VfGH B674/89

VfGHB674/896.3.1992

Anlaßfallwirkung der Aufhebung des ArtI Z2 AbgÄG 1988, BGBl 739, mit E v 06.03.92, G309/91.

Normen

B-VG Art144 Abs1 / Anlaßfall
B-VG Art144 Abs1 / Anlaßfall

 

Spruch:

Der Beschwerdeführer ist durch den angefochtenen Bescheid wegen Anwendung eines verfassungswidrigen Gesetzes in seinen Rechten verletzt worden.

Der Bescheid wird aufgehoben.

Der Bund (Bundesminister für Finanzen) ist schuldig, dem Beschwerdeführer die mit 15.000 S bestimmten Prozeßkosten binnen 14 Tagen bei Exekution zu ersetzen.

Begründung

Entscheidungsgründe:

I. 1. Der beschwerdeführende Rechtsanwalt, welcher den Gewinn durch Überschußrechnung ermittelt, macht in seiner Einkommensteuererklärung für 1988 einen steuerfreien Betrag von 160.000 S geltend; dieser Betrag wurde im Zug der Veranlagung auf 140.629 S gekürzt. Entsprechend einer Anregung des Finanzamtes Salzburg-Stadt hob die Finanzlandesdirektion für Salzburg sodann den Einkommensteuerbescheid dieses Finanzamtes für 1988 in Handhabung des §299 Abs2 BAO auf. Dieser in Ausübung des Aufsichtsrechtes ergangene Bescheid vom 19. April 1989 ist Gegenstand der vorliegenden Beschwerde an den Verfassungsgerichtshof. Der Bescheid wurde im wesentlichen damit begründet, daß "die Bestimmungen des Bundesgesetzes vom 7. Juli 1988, mit dem das EStG 1972 abgeändert wurde, verletzt" worden seien. ArtI Z1 dieses Gesetzes schränke die Bildung von steuerfreien Rücklagen bzw. Beträgen auf ein Ausmaß von bis zu 10 v.H. des Gewinnes ein; diese Bestimmung sei gemäß ArtII bei der Veranlagung für das Kalenderjahr 1988 anzuwenden.

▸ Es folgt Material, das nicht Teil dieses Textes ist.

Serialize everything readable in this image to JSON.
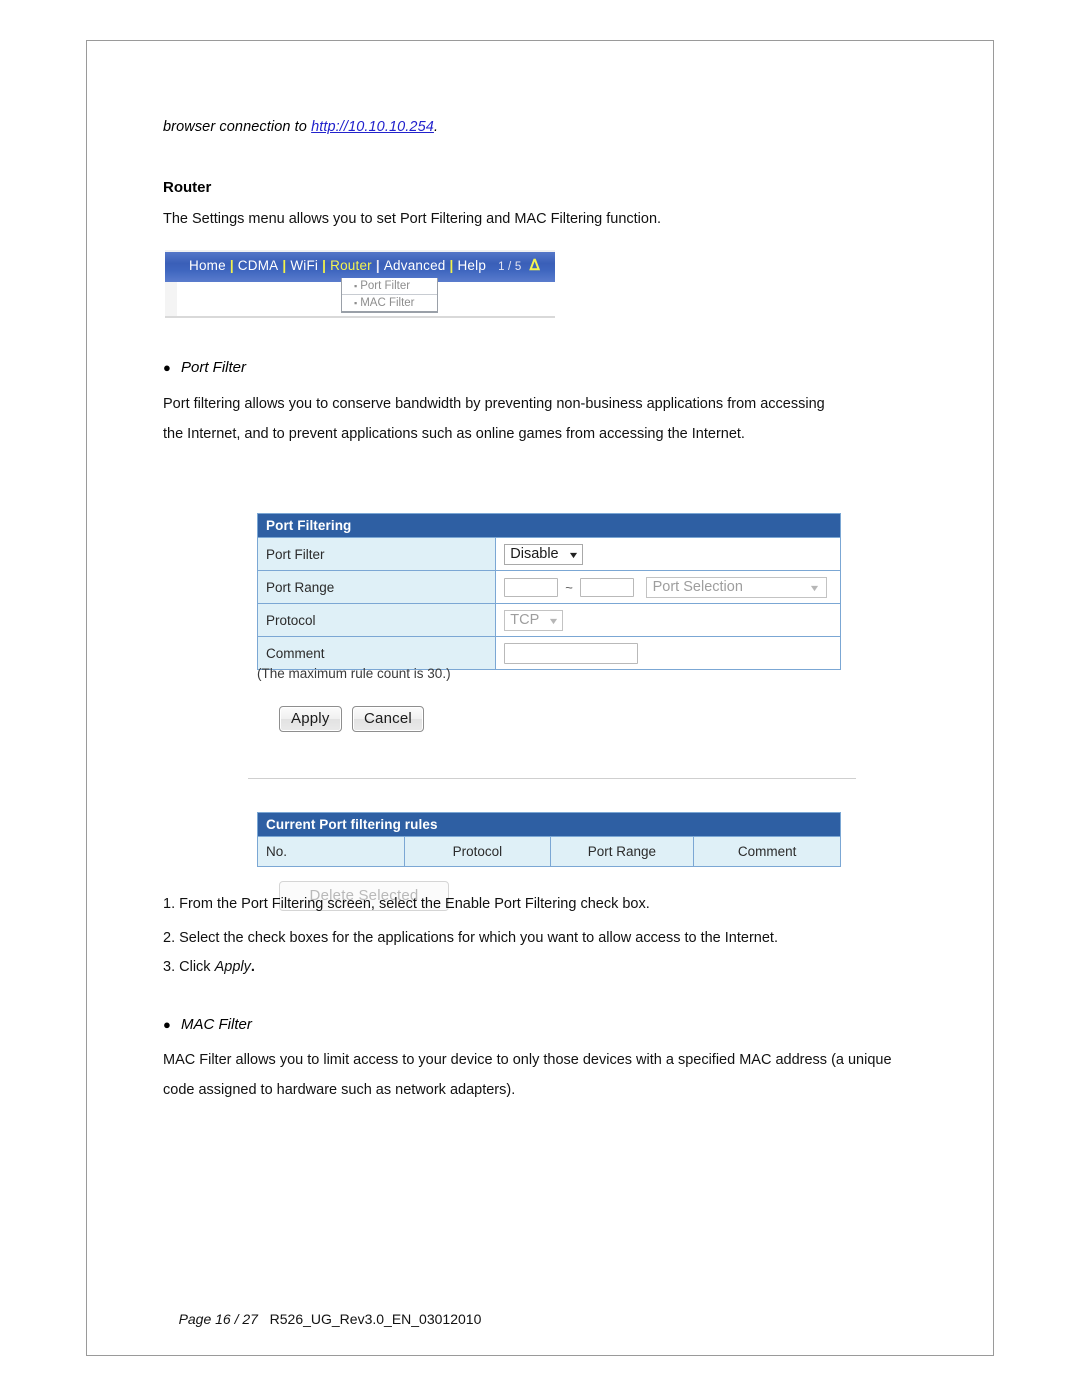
{
  "document": {
    "intro_prefix": "browser connection to ",
    "intro_url": "http://10.10.10.254",
    "intro_suffix": ".",
    "router_heading": "Router",
    "settings_paragraph": "The Settings menu allows you to set Port Filtering and MAC Filtering function.",
    "footer_page": "Page 16 / 27",
    "footer_doc": "R526_UG_Rev3.0_EN_03012010"
  },
  "nav_screenshot": {
    "items": [
      "Home",
      "CDMA",
      "WiFi",
      "Router",
      "Advanced",
      "Help"
    ],
    "active_item": "Router",
    "page_indicator": "1 / 5",
    "signal_icon": "wifi-signal-icon",
    "dropdown": [
      "Port Filter",
      "MAC Filter"
    ]
  },
  "port_filter_section": {
    "bullet": "●",
    "heading": "Port Filter",
    "paragraph_line1": "Port filtering allows you to conserve bandwidth by preventing non-business applications from accessing",
    "paragraph_line2": "the Internet, and to prevent applications such as online games from accessing the Internet."
  },
  "port_filtering_table": {
    "title": "Port Filtering",
    "rows": [
      {
        "label": "Port Filter",
        "control": "select",
        "value": "Disable"
      },
      {
        "label": "Port Range",
        "control": "range",
        "from": "",
        "to": "",
        "separator": "~",
        "selection_placeholder": "Port Selection"
      },
      {
        "label": "Protocol",
        "control": "select-disabled",
        "value": "TCP"
      },
      {
        "label": "Comment",
        "control": "text",
        "value": ""
      }
    ],
    "note": "(The maximum rule count is 30.)",
    "apply_label": "Apply",
    "cancel_label": "Cancel"
  },
  "current_rules_table": {
    "title": "Current Port filtering rules",
    "columns": [
      "No.",
      "Protocol",
      "Port Range",
      "Comment"
    ],
    "rows": [],
    "delete_label": "Delete Selected"
  },
  "steps": {
    "step1": "1. From the Port Filtering screen, select the Enable Port Filtering check box.",
    "step2": "2. Select the check boxes for the applications for which you want to allow access to the Internet.",
    "step3_prefix": "3. Click ",
    "step3_action": "Apply",
    "step3_suffix": "."
  },
  "mac_filter_section": {
    "bullet": "●",
    "heading": "MAC Filter",
    "paragraph_line1": "MAC Filter allows you to limit access to your device to only those devices with a specified MAC address (a unique",
    "paragraph_line2": "code assigned to hardware such as network adapters)."
  },
  "colors": {
    "nav_blue": "#3a5fb8",
    "table_header_blue": "#2e5fa3",
    "label_cell": "#dff0f7",
    "link_blue": "#2222cc",
    "nav_accent_yellow": "#f5f54f"
  }
}
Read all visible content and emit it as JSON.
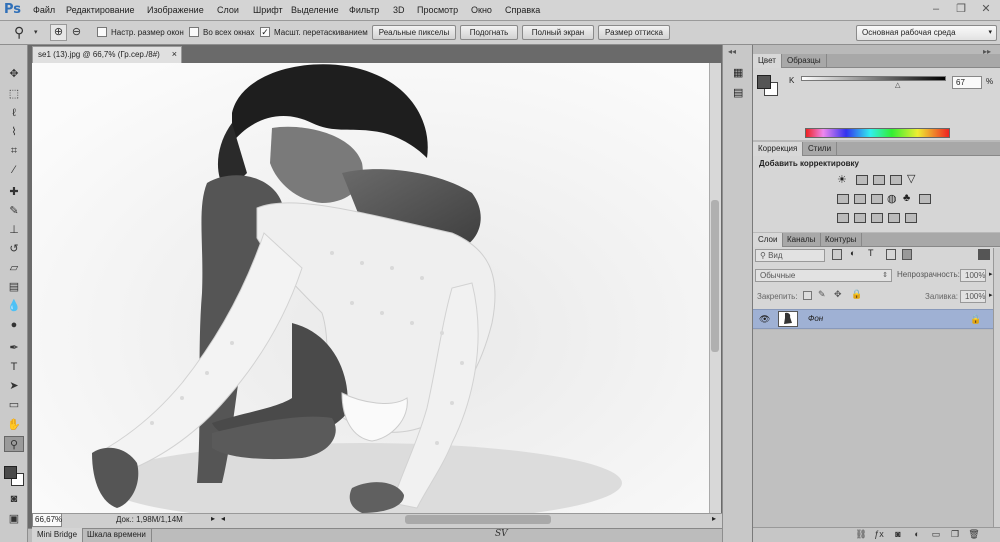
{
  "app": {
    "logo": "Ps"
  },
  "menu": [
    "Файл",
    "Редактирование",
    "Изображение",
    "Слои",
    "Шрифт",
    "Выделение",
    "Фильтр",
    "3D",
    "Просмотр",
    "Окно",
    "Справка"
  ],
  "options": {
    "resize_windows": "Настр. размер окон",
    "all_windows": "Во всех окнах",
    "scrubby_zoom": "Масшт. перетаскиванием",
    "actual_pixels": "Реальные пикселы",
    "fit_screen": "Подогнать",
    "full_screen": "Полный экран",
    "print_size": "Размер оттиска"
  },
  "workspace": "Основная рабочая среда",
  "document": {
    "tab_title": "se1 (13).jpg @ 66,7% (Гр.сер./8#)",
    "close": "×",
    "zoom": "66,67%",
    "info": "Док.: 1,98M/1,14M"
  },
  "bottom_tabs": [
    "Mini Bridge",
    "Шкала времени"
  ],
  "watermark": "SV",
  "color_panel": {
    "tabs": [
      "Цвет",
      "Образцы"
    ],
    "channel": "K",
    "value": "67",
    "unit": "%"
  },
  "adjust_panel": {
    "tabs": [
      "Коррекция",
      "Стили"
    ],
    "title": "Добавить корректировку"
  },
  "layers_panel": {
    "tabs": [
      "Слои",
      "Каналы",
      "Контуры"
    ],
    "filter": "Вид",
    "blend_mode": "Обычные",
    "opacity_label": "Непрозрачность:",
    "opacity": "100%",
    "lock_label": "Закрепить:",
    "fill_label": "Заливка:",
    "fill": "100%",
    "layer_name": "Фон"
  },
  "colors": {
    "accent": "#9fb1d4",
    "logo": "#2f6fb8"
  }
}
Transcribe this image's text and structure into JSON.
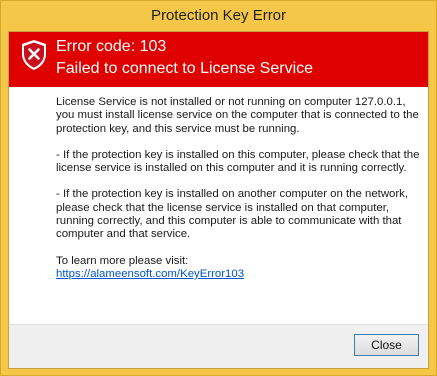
{
  "window": {
    "title": "Protection Key Error"
  },
  "header": {
    "error_code": "Error code: 103",
    "message": "Failed to connect to License Service",
    "icon": "shield-error-icon",
    "background_color": "#df0000"
  },
  "body": {
    "paragraph1": "License Service is not installed or not running on computer 127.0.0.1, you must install license service on the computer that is connected to the protection key, and this service must be running.",
    "paragraph2": "- If the protection key is installed on this computer, please check that the license service is installed on this computer and it is running correctly.",
    "paragraph3": "- If the protection key is installed on another computer on the network, please check that the license service is installed on that computer, running correctly, and this computer is able to communicate with that computer and that service.",
    "learn_more": "To learn more please visit:",
    "link_text": "https://alameensoft.com/KeyError103"
  },
  "footer": {
    "close_label": "Close"
  }
}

2. Aus Anlaß dieser Beschwerde leitete der Verfassungsgerichtshof gemäß Art140 Abs1 B-VG von Amts wegen ein Verfahren zur Prüfung der Verfassungsmäßigkeit des - dem angefochtenen Bescheid (im Gegensatz zu seiner Begründung) in materieller Hinsicht zugrundeliegenden - ArtI Z2 des Abgabenänderungsgesetzes 1988, BGBl. 739, ein. Mit dem heute gefällten Erkenntnis G309/91 hob der Gerichtshof diese Gesetzesbestimmung als verfassungswidrig auf und sprach aus, daß §9 Abs3 erster Satz des Einkommensteuergesetzes 1972, BGBl. 440, in der Fassung vor dem Abgabenänderungsgesetz 1988 wieder in Wirksamkeit tritt.

II. Die Beschwerde ist gerechtfertigt.

Aus den obigen Darlegungen folgt, daß die belangte Finanzlandesdirektion eine verfassungswidrige Gesetzesbestimmung anwendete. Nach der Lage des Falles ist es offenkundig, daß deren Anwendung für die Rechtsstellung des Beschwerdeführers nachteilig war.

Der Beschwerdeführer wurde sohin durch den angefochtenen Bescheid infolge Anwendung einer verfassungswidrigen Gesetzesbestimmung in seinen Rechten verletzt.

Der Bescheid war daher aufzuheben.

Die Kostenentscheidung beruht auf §88 VerfGG. In den zugesprochenen Kosten ist Umsatzsteuer in der Höhe von 2.500 S enthalten.

III. Diese Entscheidung wurde gemäß §19 Abs4 Z3 VerfGG ohne Durchführung einer mündlichen Verhandlung getroffen.